Per concludere, vediamo alcuni motivi di rifiuto (risposte multiple): le occupazioni disponibili richiedono una formazione inferiore a quella che si possiede (23%) o, viceversa, richiedono una formazione superiore (55%), è necessario trasferirsi (50%), mancanza d’esperienza (50%), è stato penalizzato dall’età (57%), è stato penalizzato dal genere (27%), offerte economiche non soddisfacenti (53%), offerte contrattuali non soddisfacenti (56%), mancanza di offerte di lavoro con orario flessibile o part time (44%), servizi di informazione carenti (40%) e, infine, caratteristiche culturali, tratti somatici particolari, usanze e abbigliamento non tradizionale. Le evidenze Inapp confermano l’eccessivo peso della informalità nella ricerca di lavoro, un tratto strutturale del nostro mercato del lavoro che non accenna a ridursi, anzi. Le implicazioni che derivano dall’eccesso di informalità nel mercato del lavoro sono molteplici.

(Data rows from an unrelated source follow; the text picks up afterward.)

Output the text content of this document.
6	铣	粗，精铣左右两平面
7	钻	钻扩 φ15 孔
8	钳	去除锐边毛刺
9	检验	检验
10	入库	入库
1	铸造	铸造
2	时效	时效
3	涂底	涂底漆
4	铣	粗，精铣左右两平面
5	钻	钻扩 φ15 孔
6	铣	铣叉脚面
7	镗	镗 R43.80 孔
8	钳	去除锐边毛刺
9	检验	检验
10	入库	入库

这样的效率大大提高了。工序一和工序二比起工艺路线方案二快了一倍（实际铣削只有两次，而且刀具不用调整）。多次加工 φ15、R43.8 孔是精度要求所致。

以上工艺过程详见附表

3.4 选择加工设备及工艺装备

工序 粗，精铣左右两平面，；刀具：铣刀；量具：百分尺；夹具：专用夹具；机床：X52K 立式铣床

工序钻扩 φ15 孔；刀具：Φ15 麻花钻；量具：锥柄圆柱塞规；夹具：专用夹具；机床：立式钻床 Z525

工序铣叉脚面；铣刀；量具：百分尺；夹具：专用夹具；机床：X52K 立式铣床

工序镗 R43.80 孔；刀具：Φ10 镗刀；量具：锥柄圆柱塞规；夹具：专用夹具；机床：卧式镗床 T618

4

Proviamo di seguito a sintetizzarne i tratti principali in termini di impatti e conseguenze.

  1. Riduce la dimensione del mercato del lavoro palese, pari complessivamente a soli 8,5 milioni di vacancies (3,7 milioni tra il 2011-2021) limitando la contendibilità delle opportunità;
  2. Impoverisce il capitale sociale (relazioni opache generano favoritismo, depressione, fenomeni di selezione avversa), ovvero si crea sfiducia nel sistema, ci si sente esclusi, si percepiscono impari opportunità;
  3. Inibisce la capacità di selezione del mercato (10 milioni di impieghi sono stati sottratti al mercato, 4,7 milioni negli ultimi 10 anni), ovvero ‘svilisce il merito’ (le conoscenze e la fedeltà valgono più dell’istruzione e della professionalità) producendo collocazioni inefficienti (le posizioni migliori non sono occupate dalle risorse umane migliori) che comportano nel lungo periodo perdite di produttività, sicché il sistema economico perde di qualità ed efficienza;
  4. Contribuisce alla cd. fuga dei cervelli, ovvero le persone con maggior investimento in istruzione, non trovando una collocazione soddisfacente, la cercano altrove, ciò impoverisce il paese e delle famiglie;
  5. Alimenta la crescita del lavoro povero (working poor) dovuta alle relazioni informali (favori, triangolazioni opache, clima ricattatorio), che rendono difficile poter far valere i propri diritti e tutele e rivendicare buone retribuzioni;
  6. Contribuisce alla (im)mobilità sociale (i figli ereditano le occupazioni/attività dei loro genitori), dunque frena l’ascensore sociale e alimenta l’ingiustizia sociale. L’opzione irregolare e illegale rimane il ‘convitato di pietra’ di tutte le politiche socioeconomiche realizzate.

Secondo il Focus INAPP, l’opzione irregolare e illegale rimane il ‘convitato di pietra’ di tutte le politiche socioeconomiche realizzate.